« On assiste à une inflation grandissante des enquêtes d’organes de contrôle américains contre des produits chinois. La Chine est très inquiète à ce sujet », a déclaré Gao Feng, porte-parole du ministère du Commerce.

La tension monte

Les tensions commerciales s’intensifient entre Pékin et Washington, où le président Donald Trump dénonce le déséquilibre des échanges sino-américains et fustige la politique jugée protectionniste du régime communiste.

Les États-Unis ont adopté le mois dernier des « droits de sauvegarde » sur des panneaux solaires chinois et les grandes machines à laver fabriquées en Chine. D’autres produits (acier, feuilles d’aluminium, bois contreplaqué) sont dans le viseur des autorités américaines.

« Nous espérons travailler avec les États-Unis pour régler de façon appropriée nos différends en matière commerciale […] de sorte que les frictions ne se transforment pas en tempête », a averti Gao Feng, lors d’une conférence de presse.

La Chine se défend de « toute stratégie de représailles »

Les institutions américaines « doivent se garder d’abuser trop fréquemment de ces procédures », lesquelles « ne doivent pas être utilisées à des fins protectionnistes », martèle-t-il. Or, même si elle se défend de toute stratégie de représailles, la Chine semble tentée de répliquer.

Sa cible ? Les exportations agricoles américaines.
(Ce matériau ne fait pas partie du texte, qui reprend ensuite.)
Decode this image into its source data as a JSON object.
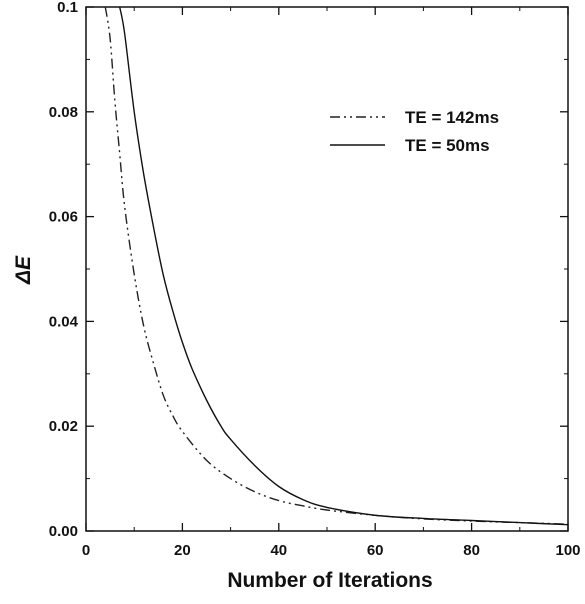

Pékin a déjà annoncé dimanche l’ouverture d’une enquête antidumping sur le sorgho américain, dont la Chine a importé l’an dernier pour 1 milliard de dollars.

Et selon plusieurs médias, le gouvernement chinois réfléchit à lancer des procédures similaires à l’encontre du soja et du coton américains, après des réunions d’entreprises du secteur déplorant un « dumping » des États-Unis.

14 milliards de dollars

L’enjeu est de taille : la Chine a acheté en 2017 pour 14 milliards de dollars de soja américain. C’est, en montant, le premier produit que le pays asiatique importe des États-Unis. Interrogé sur ces informations de presse, Gao Feng n’a rien démenti.

« Récemment, nous avons eu un forum avec les entreprises commercialisant certains produits agricoles », et celles-ci « ont effectivement évoqué des problèmes dans les échanges sino-américains […], certaines firmes s’inquiétant de l’impact des produits agricoles importés » des États-Unis.

Le porte-parole du ministère du Commerce n’a pas livré de détails, et assure que ces questions agricoles « n’ont aucun lien avec les récentes frictions commerciales » bilatérales. En cas d’escalade des tensions, « on ne peut exclure que Pékin adopte des mesures de rétorsion visant l’agriculture, en particulier le soja », insiste néanmoins Betty Wang, économiste de la banque ANZ.